- Country: Vietnam
- Location: Phú Mỹ, Tân Thành District, Bà Rịa–Vũng Tàu province
- Coordinates: 10°36′20″N 107°02′12″E﻿ / ﻿10.6056°N 107.0367°E
- Status: Operational
- Construction began: 1998
- Commission date: 2000
- Owner: Vietnam Electricity

Thermal power station
- Primary fuel: Natural gas
- Combined cycle?: Yes
- Cogeneration?: Yes

Power generation
- Nameplate capacity: 1,090 MW

= Phú Mỹ Power Plants =

Power generation complex located in Vietnam

Phú Mỹ Power Plants is a power generation complex located in Phú Mỹ, Tân Thành District, Bà Rịa–Vũng Tàu province, Vietnam. The complex is located next to Thị Vải River. Its combined generation capacity is 3,900 MW providing about 40% of Vietnam's total electricity. The complex consist of Phú Mỹ 1, 2-1, 2-2, 3 and 4 power plants.
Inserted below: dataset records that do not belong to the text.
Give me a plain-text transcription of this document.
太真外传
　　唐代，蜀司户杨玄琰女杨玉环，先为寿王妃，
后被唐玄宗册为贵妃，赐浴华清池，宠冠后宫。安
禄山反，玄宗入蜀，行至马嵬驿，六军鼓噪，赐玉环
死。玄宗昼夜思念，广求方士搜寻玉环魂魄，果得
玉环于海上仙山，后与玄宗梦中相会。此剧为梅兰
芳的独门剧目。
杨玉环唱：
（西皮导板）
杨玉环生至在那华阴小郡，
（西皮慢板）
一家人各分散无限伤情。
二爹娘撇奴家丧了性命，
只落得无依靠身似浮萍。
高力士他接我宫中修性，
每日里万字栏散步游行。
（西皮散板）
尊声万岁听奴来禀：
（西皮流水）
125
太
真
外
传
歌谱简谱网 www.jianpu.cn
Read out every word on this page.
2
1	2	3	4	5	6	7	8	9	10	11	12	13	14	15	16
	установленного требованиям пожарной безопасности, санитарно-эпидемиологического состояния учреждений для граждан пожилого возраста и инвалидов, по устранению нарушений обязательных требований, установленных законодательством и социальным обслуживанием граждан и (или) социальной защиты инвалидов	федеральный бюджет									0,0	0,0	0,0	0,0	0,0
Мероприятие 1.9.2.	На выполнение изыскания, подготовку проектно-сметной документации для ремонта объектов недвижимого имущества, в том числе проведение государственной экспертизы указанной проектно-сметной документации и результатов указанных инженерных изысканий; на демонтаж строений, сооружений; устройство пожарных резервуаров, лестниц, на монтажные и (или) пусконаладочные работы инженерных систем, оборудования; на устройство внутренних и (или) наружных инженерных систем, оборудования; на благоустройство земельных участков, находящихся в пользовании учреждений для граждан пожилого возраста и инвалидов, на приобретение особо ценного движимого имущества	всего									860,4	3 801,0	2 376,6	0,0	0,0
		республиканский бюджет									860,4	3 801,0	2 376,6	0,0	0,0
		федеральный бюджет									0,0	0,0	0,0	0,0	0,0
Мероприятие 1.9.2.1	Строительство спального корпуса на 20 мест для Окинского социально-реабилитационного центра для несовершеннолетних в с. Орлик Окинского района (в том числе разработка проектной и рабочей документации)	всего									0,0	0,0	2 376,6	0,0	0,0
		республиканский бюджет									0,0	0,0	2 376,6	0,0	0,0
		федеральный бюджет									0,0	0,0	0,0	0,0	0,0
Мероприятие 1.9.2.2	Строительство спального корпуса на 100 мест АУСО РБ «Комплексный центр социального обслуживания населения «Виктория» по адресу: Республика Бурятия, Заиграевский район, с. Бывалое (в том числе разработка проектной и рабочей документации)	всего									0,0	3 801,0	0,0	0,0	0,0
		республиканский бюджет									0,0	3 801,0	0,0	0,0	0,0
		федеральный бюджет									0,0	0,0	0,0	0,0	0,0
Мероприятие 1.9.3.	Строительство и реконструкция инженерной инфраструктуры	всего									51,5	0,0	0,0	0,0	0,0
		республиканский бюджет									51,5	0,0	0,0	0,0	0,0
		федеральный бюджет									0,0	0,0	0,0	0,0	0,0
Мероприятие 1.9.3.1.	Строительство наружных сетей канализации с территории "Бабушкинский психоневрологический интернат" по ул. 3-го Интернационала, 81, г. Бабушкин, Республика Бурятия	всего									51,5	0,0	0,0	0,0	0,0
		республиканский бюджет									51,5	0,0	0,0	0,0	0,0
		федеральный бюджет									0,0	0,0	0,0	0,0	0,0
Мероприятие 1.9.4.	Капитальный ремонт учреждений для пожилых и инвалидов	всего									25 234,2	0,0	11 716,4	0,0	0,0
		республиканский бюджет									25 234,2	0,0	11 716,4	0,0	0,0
All power plants are fuelled by natural gas while standby fuel is distilled oil. Gas is supplied from Bạch Hổ oil field and Nam Con Son Basin's gas fields.

==Phú Mỹ 1==
The Phú Mỹ 1 power plant is a combined cycle plant operated by Vietnam Electricity. It is equipped by three gas turbines with output capacity of 240 MW each and with a steam turbine with output capacity of 360 MW. Its full capacity is 1,090 MW. Natural gas for the plant is supplied by Vietsovpetro.

Construction of Phú Mỹ 1 started in September 1998 and the plant was commissioned in May 2000. It was built by Mitsubishi Heavy Industries and cost US$530 million. 85% of costs was financed by Japan through Overseas Economic Co-operation Fund and 15% was financed by the Vietnamese government.

==Phú Mỹ 2–1==
Phú Mỹ 2–1 power plant is a 900 MW combined cycle power plant with six units. It is operated by Vietnam Electricity. Construction of the plant started in 1995 and it was commissioned in 1997. This time it was equipped with two 144 MW gas turbines and a 160 MW steam turbine. The extension was commissioned at the end of 2002 by Siemens. The World Bank financed extension through an IDA credit

==Phú Mỹ 2–2==
The Phú Mỹ 2–2 power plant is a 715 MW combined cycle power plant with two gas-fired turbines and an add-on steam turbine. The plant is operated by Mekong Energy Limited, a consortium of Électricité de France, Sumitomo and the Tokyo Electric Power Company. Natural gas for the plant is supplied by Petrovietnam. Produced electricity is sold to Vietnam Electricity.

Phú Mỹ 2–2 is implemented as a 20-year build–operate–transfer project. The tender was launched in October 1997 and the agreements were signed in September 2001. First electricity was produced in February 2005 and the plant was fully commissioned in October 2005. It cost $400 million. The World Bank provided a partial credit guarantee through IDA.

==Phú Mỹ 3==
The Phú Mỹ 3 is power plant is a 715 MW combined-cycle power plant with two 250 MW gas turbines and one 250 MW steam turbine. Generators were supplied and installed by Siemens. The build–operate–transfer licence was provided to BP Amoco in May 2001. The plant was fully commissioned in March 2004. The plant was operated by BP Global Power and currently is operated by Sembcorp.

The plant cost $412 million, consisting of a $309 million syndicated loan and $103 million of equity. The Asian Development Bank provided a $40 million loan and $32 million of political risk guarantees, Multilateral Investment Guarantee Agency provided $138 million of political risk guarantees, Japan Bank for International Cooperation provided a $99 million loan and Nippon Export and Investment Insurance provided additional political risk coverage. A $170 million loan was provided by the syndicate of Bank of Tokyo-Mitsubishi, Crédit Agricole Indosuez, Crédit Lyonnais, Fortis Bank, and Mizuho Corporate Bank.

In 2010, BP sold the plant together with its other assets in Vietnam to TNK-BP.

==Phú Mỹ 4==
The Phú Mỹ 4 is power plant is a 450 MW combined-cycle power plant with two gas turbines and one steam turbine. It is operated by Vietnam Electricity. It became operational in 2004.

The €238 million power plant was built by Alstom and Marubeni. The project management contractor was Jurong Engineering.